The Lagos State government adopted the health vision enunciated in the Millennium Development Goals as the state’s minimum starting point for the health sector. In realization of the enormity of the problem of high maternal and infants mortality rates, coupled with the attention the problem is getting globally, the state government evolved the Integrated Maternal and Child Centres Policy in line with the MDGs of the United Nations. The state went a step further to construct and commission for use Maternal and Child Care centres equipped with the latest medical and other facilities to reduce maternal and child mortality level to zero and to enhance and ensure optimal performance across the state. The centres are located in the premises of the General Hospitals at Surulere, Ifako-Ijaye, Amuwo-Odofin, Ikorodu, Isolo, Eti-Osa, Ajeromi/Ifelodun and Alimosho.

However, in order to tackle this problem headlong, it behoves on the new administration to build more of these facilities in all the LGAs of the state for the use of all citizens.

Child survival intervention, especially immunization, apart from constituting part of the rights of a child, has been acknowledged as a veritable strategy towards achieving the MDGs. This is the reason the state government conceived the idea of National Immunization Plus Days (NIPDs) which it has been adhering strictly to. It has equally gone further by working with neighbouring Ogun State and the Republic of Benin, along the border towns, in finding more effective ways to eradicate the scourge of poliomyelitis in the two countries. These interventions and collaborations should continue in order to achieve the desired result of zero death and disabilities from preventable childhood diseases

Lagos State government through the Limb Deformity Corrective Surgery Programme has been giving a new lease of life to patients who suffer deformity as a result of poliomyelitis, club foot, knock knees and bow legs. Furthermore, surgeries for babies and children with cleft lips and palates were carried out free of charge. The programme was conceived as a poverty alleviation programme to ameliorate the sufferings of the people, particularly the indigent as most children and others are from very poor families who cannot afford the cost of surgery. The programme, which is run in line with the Free Health Policy of the state government, has recorded lots of successes and as such has been attracting people from other states in the federation. These kind gestures should go on in order to give a sense of belongings to the citizens.

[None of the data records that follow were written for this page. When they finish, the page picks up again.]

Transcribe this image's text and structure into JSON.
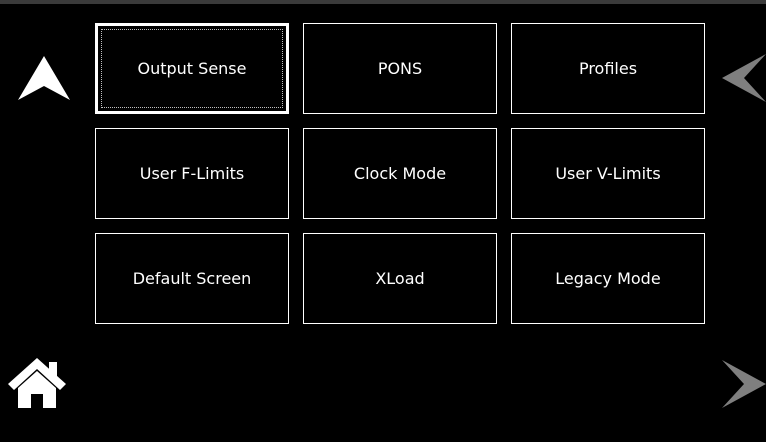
{
  "menu": {
    "buttons": [
      {
        "label": "Output Sense",
        "selected": true
      },
      {
        "label": "PONS",
        "selected": false
      },
      {
        "label": "Profiles",
        "selected": false
      },
      {
        "label": "User F-Limits",
        "selected": false
      },
      {
        "label": "Clock Mode",
        "selected": false
      },
      {
        "label": "User V-Limits",
        "selected": false
      },
      {
        "label": "Default Screen",
        "selected": false
      },
      {
        "label": "XLoad",
        "selected": false
      },
      {
        "label": "Legacy Mode",
        "selected": false
      }
    ]
  },
  "nav": {
    "up_icon": "arrow-up-icon",
    "prev_icon": "chevron-left-icon",
    "home_icon": "home-icon",
    "next_icon": "chevron-right-icon"
  },
  "colors": {
    "background": "#000000",
    "button_border": "#ffffff",
    "text": "#ffffff",
    "nav_primary": "#ffffff",
    "nav_disabled": "#7f7f7f"
  }
}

Another noble health intervention of the state government which the present administration should key into is the Eko Free Malaria Programme. Being a state surrounded by water, the state government, realizing the threat malaria poses, put in place the necessary machinery to tackle the scourge of malaria in the state through the provision of each household with at least two Long Lasting Insecticide Nets (LLIN). In addition, the state government adopted a policy whereby adults, children and pregnant women reporting with malaria in any health facility in the state are given free treatment under this programme.

These and more are some of the giant strides of the past administrations in the health sector which the present administration is expected to surpass in order to debunk the claim of Christopher A. Viehbacher, the CEO of Sanofi, a pharmaceutical company in New York, that “If you think about how healthcare is delivered, it’s on an ad hoc basis. Someone comes into a hospital, someone comes into a pharmacy, someone comes into a doctor. But beyond those touch points, the patients are on their own. There’s no real continuity of care.”

BILKIS BAKARE

Bakare is of the Features Unit, Ministry of Information & Strategy, Alausa, Ikeja.